Tough time for maid after false complaint

Domestic worker Evangeline (not her real name) wanted a fresh start last year, after leaving an employer who physically and verbally abused her.

She obtained permission to find work from the Ministry of Manpower (MOM) and police, who are investigating the case. A prospective employer interviewed her and wanted to hire her on the spot.

But the employer later cancelled her plan. That was when Evangeline found out her former employer had lodged a complaint against her with MOM, alleging she did not know how to do her work properly, and was crazy and often talked to herself.

Prospective employers applying for a work permit for her are notified in MOM's online system that they can call her previous employer to hear the reference.

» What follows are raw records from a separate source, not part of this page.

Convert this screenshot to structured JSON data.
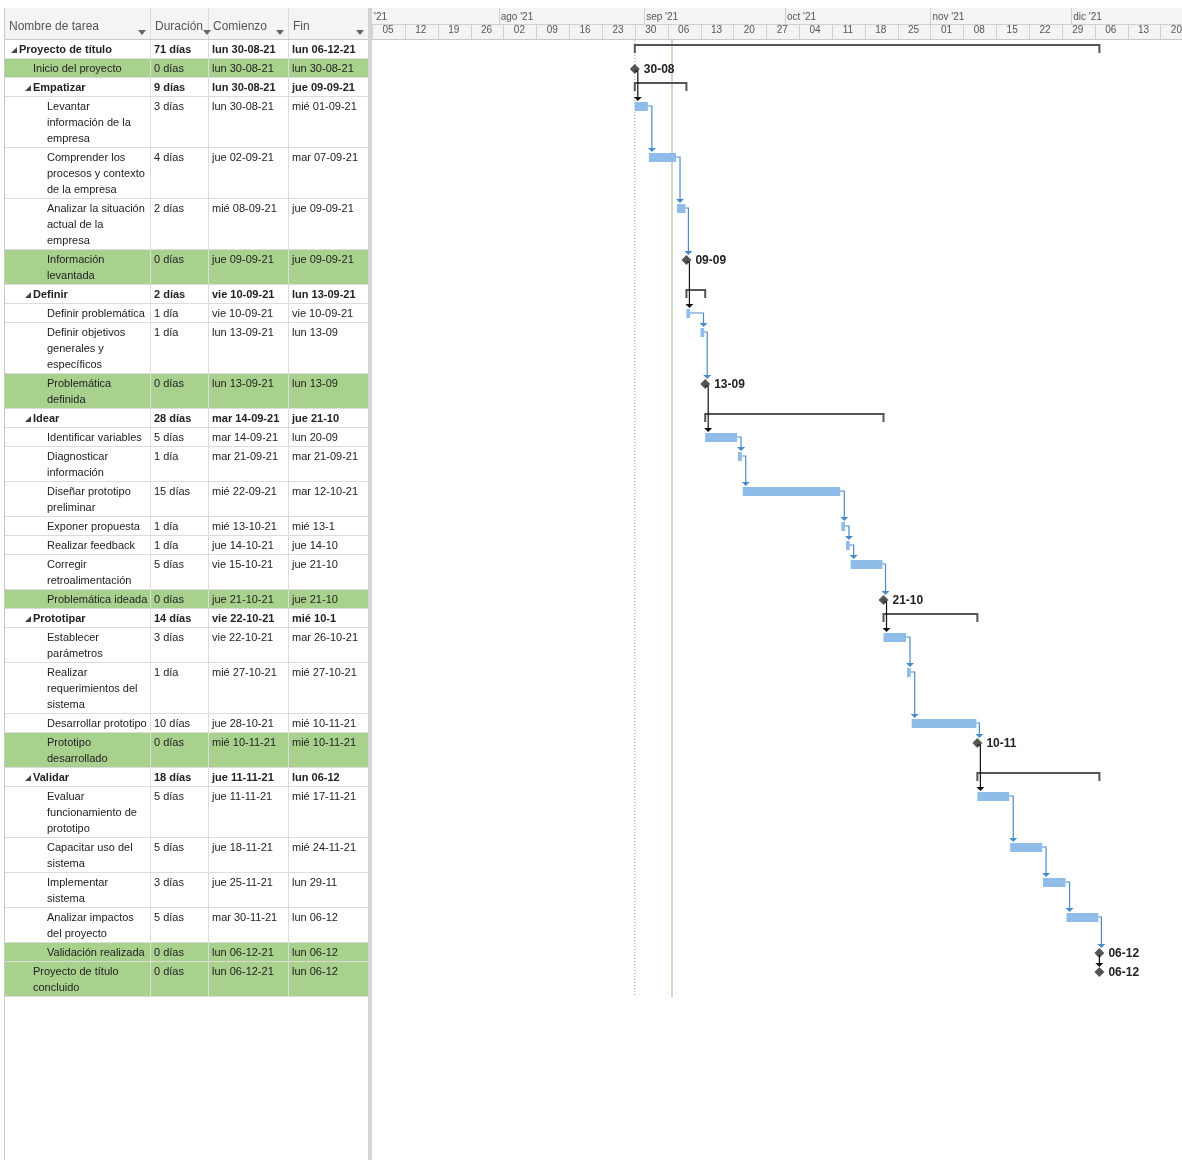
{
  "columns": [
    {
      "label": "Nombre de tarea"
    },
    {
      "label": "Duración"
    },
    {
      "label": "Comienzo"
    },
    {
      "label": "Fin"
    }
  ],
  "timescale": {
    "months": [
      "'21",
      "ago '21",
      "sep '21",
      "oct '21",
      "nov '21",
      "dic '21"
    ],
    "weeks": [
      "05",
      "12",
      "19",
      "26",
      "02",
      "09",
      "16",
      "23",
      "30",
      "06",
      "13",
      "20",
      "27",
      "04",
      "11",
      "18",
      "25",
      "01",
      "08",
      "15",
      "22",
      "29",
      "06",
      "13",
      "20"
    ]
  },
  "tasks": [
    {
      "kind": "summary",
      "name": "Proyecto de título",
      "duration": "71 días",
      "start": "lun 30-08-21",
      "finish": "lun 06-12-21",
      "expanded": true,
      "children": [
        {
          "kind": "milestone",
          "name": "Inicio del proyecto",
          "duration": "0 días",
          "start": "lun 30-08-21",
          "finish": "lun 30-08-21",
          "bar_label": "30-08"
        },
        {
          "kind": "summary",
          "name": "Empatizar",
          "duration": "9 días",
          "start": "lun 30-08-21",
          "finish": "jue 09-09-21",
          "expanded": true,
          "children": [
            {
              "kind": "task",
              "name": "Levantar información de la empresa",
              "duration": "3 días",
              "start": "lun 30-08-21",
              "finish": "mié 01-09-21"
            },
            {
              "kind": "task",
              "name": "Comprender los procesos y contexto de la empresa",
              "duration": "4 días",
              "start": "jue 02-09-21",
              "finish": "mar 07-09-21"
            },
            {
              "kind": "task",
              "name": "Analizar la situación actual de la empresa",
              "duration": "2 días",
              "start": "mié 08-09-21",
              "finish": "jue 09-09-21"
            },
            {
              "kind": "milestone",
              "name": "Información levantada",
              "duration": "0 días",
              "start": "jue 09-09-21",
              "finish": "jue 09-09-21",
              "bar_label": "09-09"
            }
          ]
        },
        {
          "kind": "summary",
          "name": "Definir",
          "duration": "2 días",
          "start": "vie 10-09-21",
          "finish": "lun 13-09-21",
          "expanded": true,
          "children": [
            {
              "kind": "task",
              "name": "Definir problemática",
              "duration": "1 día",
              "start": "vie 10-09-21",
              "finish": "vie 10-09-21"
            },
            {
              "kind": "task",
              "name": "Definir objetivos generales y específicos",
              "duration": "1 día",
              "start": "lun 13-09-21",
              "finish": "lun 13-09"
            },
            {
              "kind": "milestone",
              "name": "Problemática definida",
              "duration": "0 días",
              "start": "lun 13-09-21",
              "finish": "lun 13-09",
              "bar_label": "13-09"
            }
          ]
        },
        {
          "kind": "summary",
          "name": "Idear",
          "duration": "28 días",
          "start": "mar 14-09-21",
          "finish": "jue 21-10",
          "expanded": true,
          "children": [
            {
              "kind": "task",
              "name": "Identificar variables",
              "duration": "5 días",
              "start": "mar 14-09-21",
              "finish": "lun 20-09"
            },
            {
              "kind": "task",
              "name": "Diagnosticar información",
              "duration": "1 día",
              "start": "mar 21-09-21",
              "finish": "mar 21-09-21"
            },
            {
              "kind": "task",
              "name": "Diseñar prototipo preliminar",
              "duration": "15 días",
              "start": "mié 22-09-21",
              "finish": "mar 12-10-21"
            },
            {
              "kind": "task",
              "name": "Exponer propuesta",
              "duration": "1 día",
              "start": "mié 13-10-21",
              "finish": "mié 13-1"
            },
            {
              "kind": "task",
              "name": "Realizar feedback",
              "duration": "1 día",
              "start": "jue 14-10-21",
              "finish": "jue 14-10"
            },
            {
              "kind": "task",
              "name": "Corregir retroalimentación",
              "duration": "5 días",
              "start": "vie 15-10-21",
              "finish": "jue 21-10"
            },
            {
              "kind": "milestone",
              "name": "Problemática ideada",
              "duration": "0 días",
              "start": "jue 21-10-21",
              "finish": "jue 21-10",
              "bar_label": "21-10"
            }
          ]
        },
        {
          "kind": "summary",
          "name": "Prototipar",
          "duration": "14 días",
          "start": "vie 22-10-21",
          "finish": "mié 10-1",
          "expanded": true,
          "children": [
            {
              "kind": "task",
              "name": "Establecer parámetros",
              "duration": "3 días",
              "start": "vie 22-10-21",
              "finish": "mar 26-10-21"
            },
            {
              "kind": "task",
              "name": "Realizar requerimientos del sistema",
              "duration": "1 día",
              "start": "mié 27-10-21",
              "finish": "mié 27-10-21"
            },
            {
              "kind": "task",
              "name": "Desarrollar prototipo",
              "duration": "10 días",
              "start": "jue 28-10-21",
              "finish": "mié 10-11-21"
            },
            {
              "kind": "milestone",
              "name": "Prototipo desarrollado",
              "duration": "0 días",
              "start": "mié 10-11-21",
              "finish": "mié 10-11-21",
              "bar_label": "10-11"
            }
          ]
        },
        {
          "kind": "summary",
          "name": "Validar",
          "duration": "18 días",
          "start": "jue 11-11-21",
          "finish": "lun 06-12",
          "expanded": true,
          "children": [
            {
              "kind": "task",
              "name": "Evaluar funcionamiento de prototipo",
              "duration": "5 días",
              "start": "jue 11-11-21",
              "finish": "mié 17-11-21"
            },
            {
              "kind": "task",
              "name": "Capacitar uso del sistema",
              "duration": "5 días",
              "start": "jue 18-11-21",
              "finish": "mié 24-11-21"
            },
            {
              "kind": "task",
              "name": "Implementar sistema",
              "duration": "3 días",
              "start": "jue 25-11-21",
              "finish": "lun 29-11"
            },
            {
              "kind": "task",
              "name": "Analizar impactos del proyecto",
              "duration": "5 días",
              "start": "mar 30-11-21",
              "finish": "lun 06-12"
            },
            {
              "kind": "milestone",
              "name": "Validación realizada",
              "duration": "0 días",
              "start": "lun 06-12-21",
              "finish": "lun 06-12",
              "bar_label": "06-12"
            }
          ]
        },
        {
          "kind": "milestone",
          "name": "Proyecto de título concluido",
          "duration": "0 días",
          "start": "lun 06-12-21",
          "finish": "lun 06-12",
          "bar_label": "06-12"
        }
      ]
    }
  ]
}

Evangeline said the employer did not express concern about her work when her contract was renewed twice earlier.

A second employer was keen to hire her even after hearing the feedback, but due to logistical issues did not have the time to write a letter to confirm knowledge about the reference and readiness to proceed, so that arrangement fell through as well.

She stopped searching for employment after that. "I'm scared of being rejected again," she said.

The Humanitarian Organisation for Migration Economics (Home) appealed to MOM on her behalf, and the note was removed from the system seven months later. Within three weeks, Evangeline was hired.

Last year, out of 1,700 cases where feedback by employers was given on maids, MOM rejected three cases in which the maid had a substantiated complaint against her employer. Substantiated complaints are cases where the employer may have broken the law, said an MOM spokesman.

There was only one case where an employer provided positive feedback about the maid.